Я лично этот жанр не люблю, а в смысле продвижения этот инструмент дает очень много. И уже на улицах люди, видя виолончель в чехле у меня за спиной, говорят: это виолончель. Раньше говорили, что труба или даже арфа. А сейчас стали учить. Я думаю, что это связано, в частности, с такими ансамблями.
— В моем контрабасе тоже часто признают именно виолончель. Но самый экзотический случай был в Петровском парке, недалеко от стадиона «Динамо». Только закончился матч, из кустов выползла пара пьяненьких подростков-болельщиков. Один ткнул другого в бок: «Смотри, Колян, какой игрок!»
— Плеер! Может быть, они отчасти правы — на контрабасе ведь можно просто проиграть какие-то произведения от начала до конца.
— В одном из интервью вы говорите, что нас постоянно сопровождает «страшный, агрессивный звуковой фон, который нельзя назвать музыкой». Не добавляют ли эти чудесные ребята, ступая по пути, популярной музыки, шоу-бизнеса, свой вклад в умножение зла?
— Это вопрос философский, конечно. Нужно ли нам столько шума, в том числе структурированных, даже так называемых музыкальных? Нас окружает по большей части то, что мы не нужны. Я уже не говорю о промышленных помех, шум большого города.

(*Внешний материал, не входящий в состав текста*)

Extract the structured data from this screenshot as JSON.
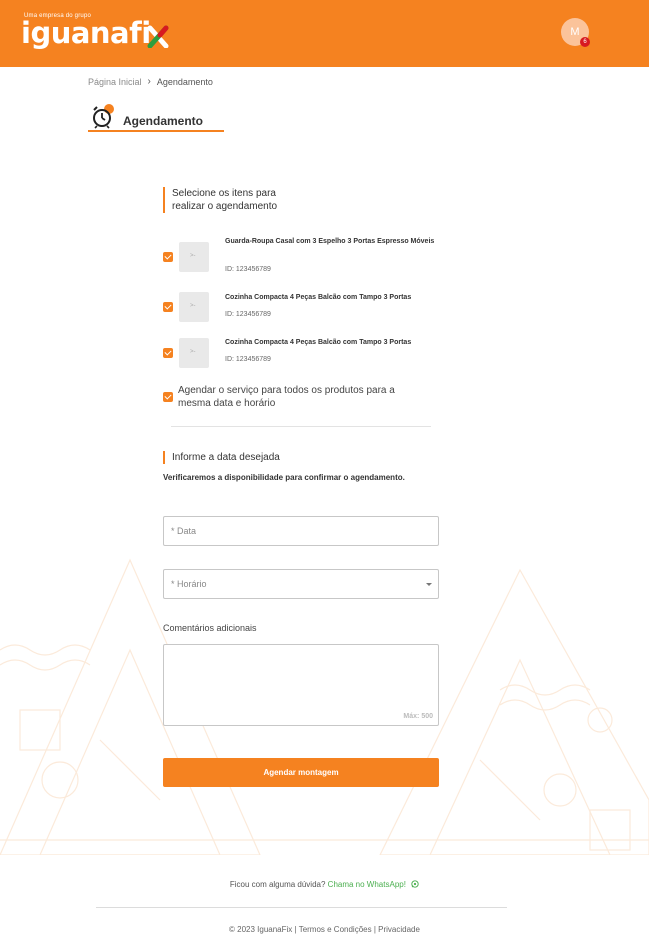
{
  "header": {
    "tagline": "Uma empresa do grupo",
    "logo_text": "iguanafi",
    "logo_x": "x",
    "avatar_initial": "M",
    "notification_count": "6",
    "brand_color": "#f58220"
  },
  "breadcrumb": {
    "home": "Página Inicial",
    "separator": "›",
    "current": "Agendamento"
  },
  "page": {
    "title": "Agendamento"
  },
  "items_section": {
    "label_line1": "Selecione os itens para",
    "label_line2": "realizar o agendamento",
    "items": [
      {
        "name": "Guarda-Roupa Casal com 3 Espelho 3 Portas Espresso Móveis",
        "id": "ID: 123456789",
        "checked": true
      },
      {
        "name": "Cozinha Compacta 4 Peças Balcão com Tampo 3 Portas",
        "id": "ID: 123456789",
        "checked": true
      },
      {
        "name": "Cozinha Compacta 4 Peças Balcão com Tampo 3 Portas",
        "id": "ID: 123456789",
        "checked": true
      }
    ],
    "schedule_all_label": "Agendar o serviço para todos os produtos para a mesma data e horário",
    "schedule_all_checked": true
  },
  "date_section": {
    "label": "Informe a data desejada",
    "help": "Verificaremos a disponibilidade para confirmar o agendamento.",
    "date_placeholder": "* Data",
    "time_placeholder": "* Horário",
    "comments_label": "Comentários adicionais",
    "comments_counter": "Máx: 500",
    "submit_label": "Agendar montagem"
  },
  "footer": {
    "help_question": "Ficou com alguma dúvida?",
    "whatsapp_link": "Chama no WhatsApp!",
    "copyright": "© 2023 IguanaFix",
    "sep": "|",
    "terms": "Termos e Condições",
    "privacy": "Privacidade"
  }
}
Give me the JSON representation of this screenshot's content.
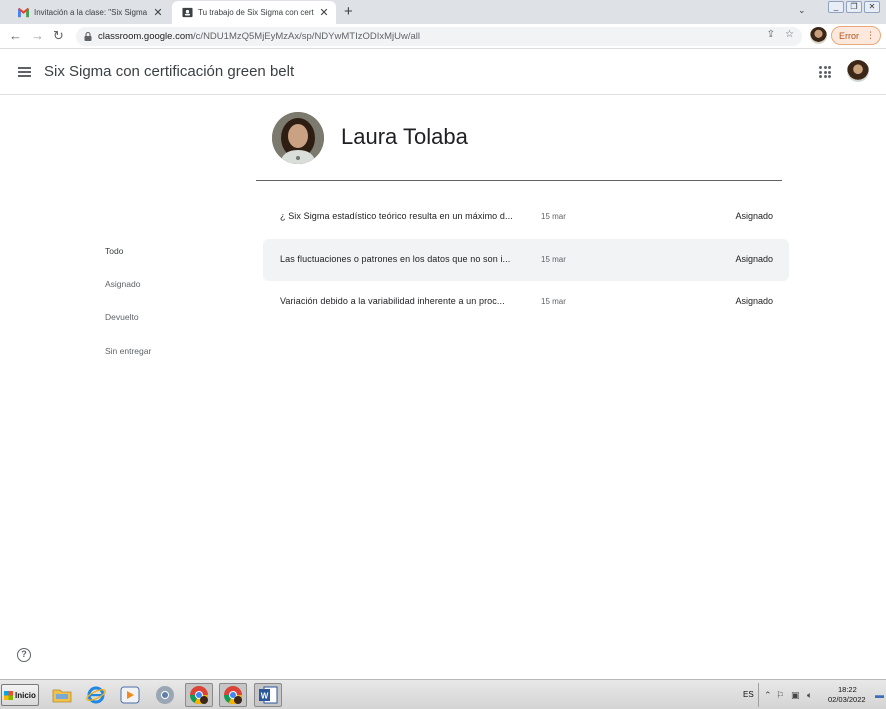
{
  "browser": {
    "tabs": [
      {
        "title": "Invitación a la clase: \"Six Sigma con",
        "icon": "gmail-icon"
      },
      {
        "title": "Tu trabajo de Six Sigma con certifica",
        "icon": "classroom-icon"
      }
    ],
    "url_host": "classroom.google.com",
    "url_path": "/c/NDU1MzQ5MjEyMzAx/sp/NDYwMTIzODIxMjUw/all",
    "error_label": "Error"
  },
  "classroom": {
    "class_name": "Six Sigma con certificación green belt",
    "student_name": "Laura Tolaba",
    "filters": [
      "Todo",
      "Asignado",
      "Devuelto",
      "Sin entregar"
    ],
    "assignments": [
      {
        "title": "¿ Six Sigma estadístico teórico resulta en un máximo d...",
        "date": "15 mar",
        "status": "Asignado"
      },
      {
        "title": "Las fluctuaciones o patrones en los datos que no son i...",
        "date": "15 mar",
        "status": "Asignado"
      },
      {
        "title": "Variación debido a la variabilidad inherente a un proc...",
        "date": "15 mar",
        "status": "Asignado"
      }
    ]
  },
  "taskbar": {
    "start_label": "Inicio",
    "language": "ES",
    "time": "18:22",
    "date": "02/03/2022"
  },
  "colors": {
    "tab_strip": "#dee1e6",
    "row_hover": "#f1f3f4",
    "error_chip": "#fce8dc"
  }
}
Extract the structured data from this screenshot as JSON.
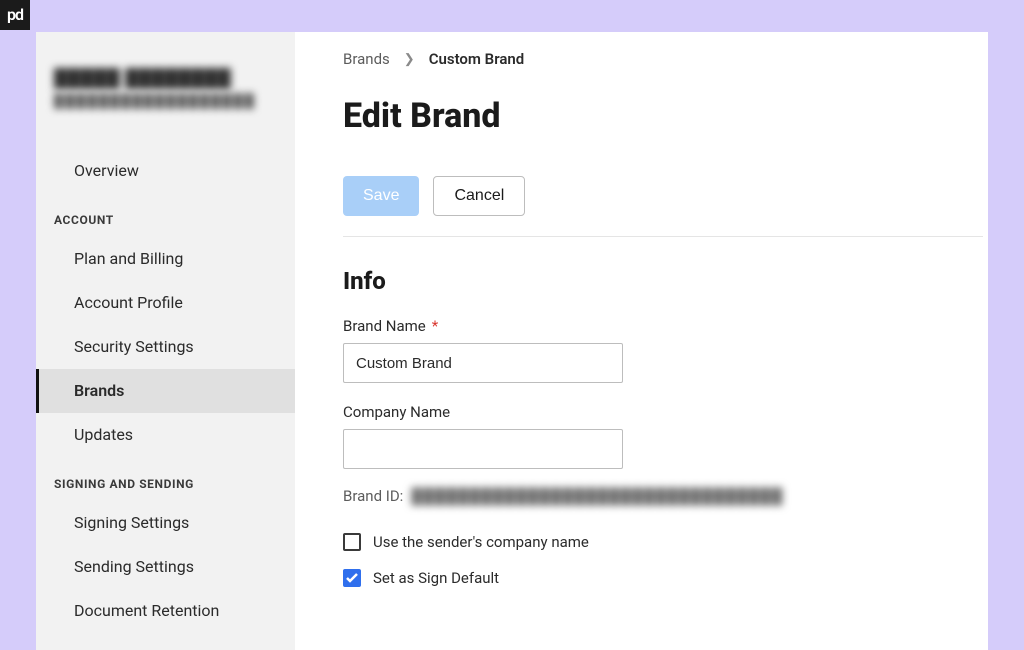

Вот я живу в Сокольниках, например, это очень зеленый район. Даже ночью, в два часа я выхожу на балкон: бесконечный гул заполняет все. Это ужасно. Люди, которые считают себя за музыкантов иногда: что слушают в свободное время, или, например, в машине, в такси?! Я этого не понимаю. Принято говорить, что во всех жанрах есть талантливые писания, но для меня не все виды одинаково ценны. Развлекуха разрушает наши уши, наш разум.
Для меня наиболее ценна музыка, которая делает чувство печали. Человек с концерта должен уйти с легкой грустью. Конечно, это не музыка, под которую хорошо пить пиво, можно запустить диск не очень громко…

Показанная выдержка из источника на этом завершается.